Enid Blyton often "talks her action"—that is, letting the kids' dialogue explain something that's happening, like "Pip, turn the coat inside out—that's right. Now see if there are any hidden pockets. There are? Good." It works for the most part, and certainly saves room! But sometimes I think Blyton forgets to pace herself. There's a scene where the Find-Outers meet up "somewhere on the way to Hollies." Larry is going to the Hollies in Holly Lane to find the leather he'd left behind. Three short lines of dialogue later they arrive, with "Look—isn't that the place, Larry—that little bungalow there?" Three short lines of dialogue can't be more than twenty paces, which means they were there already. ;-)
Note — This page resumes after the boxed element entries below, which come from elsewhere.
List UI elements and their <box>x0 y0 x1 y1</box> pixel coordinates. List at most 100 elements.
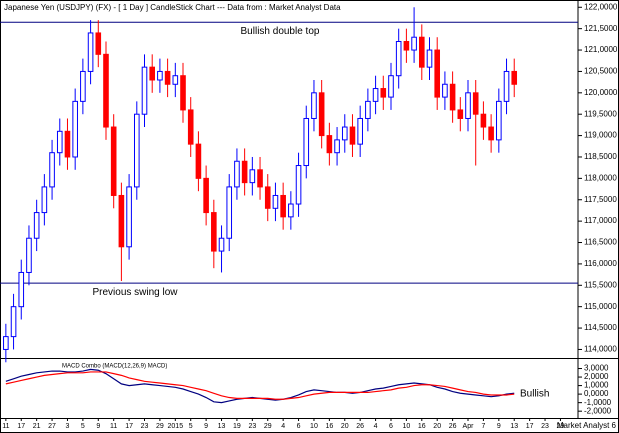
y-tick-label: 118,0000 <box>584 173 617 182</box>
x-tick-label: 6 <box>297 423 301 430</box>
y-tick-label: 115,0000 <box>584 302 617 311</box>
reference-label: Previous swing low <box>92 287 178 298</box>
y-tick-label: 3,0000 <box>584 364 609 373</box>
x-tick-label: 4 <box>374 423 378 430</box>
candle-body <box>380 88 387 98</box>
candle-body <box>80 70 86 102</box>
x-tick-label: 9 <box>204 423 208 430</box>
x-tick-label: 17 <box>526 423 534 430</box>
candle-body <box>41 186 48 214</box>
candle-body <box>457 109 464 119</box>
candle-body <box>488 126 494 141</box>
candle-body <box>442 83 448 98</box>
x-tick-label: 23 <box>541 423 549 430</box>
candle-body <box>326 135 333 154</box>
reference-label: Bullish double top <box>241 26 320 37</box>
candle-body <box>449 83 456 111</box>
candle-body <box>411 36 417 51</box>
x-tick-label: 11 <box>2 423 9 430</box>
x-tick-label: 29 <box>557 423 565 430</box>
x-tick-label: 21 <box>33 423 41 430</box>
y-tick-label: 116,0000 <box>584 259 617 268</box>
x-tick-label: 29 <box>264 423 272 430</box>
x-tick-label: 27 <box>48 423 56 430</box>
candle-body <box>56 130 63 154</box>
candle-body <box>241 160 248 184</box>
y-tick-label: 0,0000 <box>584 389 609 398</box>
y-tick-label: 121,5000 <box>584 24 618 33</box>
x-tick-label: 11 <box>110 423 117 430</box>
x-tick-label: 10 <box>310 423 318 430</box>
candle-body <box>472 92 479 115</box>
candle-body <box>249 169 256 184</box>
y-tick-label: 120,0000 <box>584 88 618 97</box>
footer: Market Analyst 6 <box>557 421 617 430</box>
candle-body <box>64 130 71 158</box>
candle-body <box>403 40 410 51</box>
y-tick-label: 1,0000 <box>584 381 609 390</box>
candle-body <box>357 117 363 145</box>
y-tick-label: 2,0000 <box>584 372 609 381</box>
x-tick-label: 3 <box>66 423 70 430</box>
candle-body <box>72 100 78 158</box>
candle-body <box>126 186 132 248</box>
x-tick-label: 16 <box>325 423 333 430</box>
candle-body <box>118 194 125 248</box>
candle-body <box>187 109 194 145</box>
y-tick-label: 119,0000 <box>584 131 617 140</box>
x-tick-label: 13 <box>510 423 518 430</box>
x-tick-label: 23 <box>248 423 256 430</box>
candle-body <box>318 92 325 137</box>
y-tick-label: 116,5000 <box>584 238 617 247</box>
y-tick-label: 122,0000 <box>584 2 618 11</box>
x-tick-label: 16 <box>418 423 426 430</box>
y-tick-label: -2,0000 <box>584 406 612 415</box>
candle-body <box>18 271 25 308</box>
macd-line <box>5 371 515 400</box>
candle-body <box>133 113 140 188</box>
candle-body <box>341 126 348 141</box>
candle-body <box>388 75 394 98</box>
candle-body <box>164 70 171 85</box>
candle-body <box>288 203 294 218</box>
candle-body <box>157 70 163 81</box>
candle-body <box>195 143 202 179</box>
candle-body <box>203 177 209 214</box>
x-tick-label: 29 <box>156 423 164 430</box>
x-tick-label: 2015 <box>168 423 184 430</box>
x-tick-label: 9 <box>96 423 100 430</box>
y-tick-label: 117,5000 <box>584 195 617 204</box>
y-tick-label: 115,5000 <box>584 280 617 289</box>
candle-body <box>149 66 156 81</box>
x-tick-label: 10 <box>402 423 410 430</box>
candle-body <box>180 75 186 111</box>
candle-body <box>395 40 402 77</box>
candle-body <box>372 88 379 102</box>
x-tick-label: 20 <box>433 423 441 430</box>
candle-body <box>3 336 9 350</box>
x-tick-label: Apr <box>463 423 475 430</box>
candle-body <box>87 32 94 72</box>
candle-body <box>264 186 271 209</box>
x-tick-label: 23 <box>141 423 149 430</box>
candle-body <box>95 32 102 55</box>
candle-body <box>511 70 518 85</box>
x-tick-label: 9 <box>497 423 501 430</box>
candle-body <box>49 152 55 188</box>
candle-body <box>465 92 471 119</box>
macd-annotation: Bullish <box>520 389 549 400</box>
candle-body <box>10 306 17 338</box>
candle-body <box>426 49 433 68</box>
x-tick-label: 6 <box>389 423 393 430</box>
candle-body <box>218 237 225 252</box>
macd-legend: MACD Combo (MACD(12,26,9) MACD) <box>62 364 167 370</box>
x-tick-label: 19 <box>233 423 241 430</box>
candle-body <box>226 186 233 239</box>
y-tick-label: 121,0000 <box>584 45 618 54</box>
candle-body <box>172 75 179 85</box>
x-tick-label: 17 <box>17 423 25 430</box>
candle-body <box>349 126 356 145</box>
candle-body <box>503 70 510 102</box>
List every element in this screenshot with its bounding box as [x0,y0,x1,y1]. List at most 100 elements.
Ooh, I have to mention Larry's whining! He thinks Fatty's idea of "being a window cleaner for a day" is rather silly, and he says so. But he does it anyway, and forgets his leather. Then his mother starts looking for it, and Larry complains again that it really was a silly idea of Fatty's, this window-cleaning lark. Fatty offers to go find it, but can't, and trouble brews. Larry complains again. Then Mr Goon produces the leather, which is a "vital clue" to the robbery. "Well, we're in an awful fix now," said Larry, "and really I can't help saying again, Fatty, that it was a most idiotic idea of yours to tell me to go and clean windows." All right, all right, Larry! Shut up! Poor Fatty takes it on the chin like a man each time, but it was Larry's own stupid fault he left it behind in the first place! If I were Fatty I'd be saying, "Look, pal—nobody twisted your arm to clean the windows, and it wasn't me who left the leather behind. So get over it."
Enid Blyton makes a gaff in this one. Towards the end of the second-to-last chapter, Pip comments on how he's going to get into awful trouble for being out so late. Larry agrees and says, "You're lucky, Fatty, your parents never seem to mind." Fatty replies, "I'm older than you are, and wiser." Arrghh! While Fatty certainly is a lot wiser, he is in fact a year younger. And speaking of gaffs, I got a little irritated by a plethora of punctuation errors in the latter half of this book. Maybe the copyeditors got fed up with it and just skimmed over the rest.
Overall, this is not a bad read, and in places is really excellent—but towards the end it's a bit of an anti-climax. No twists, and no particularly clever detective work. But at least Chief Inspector Jenks is now a Superintendent!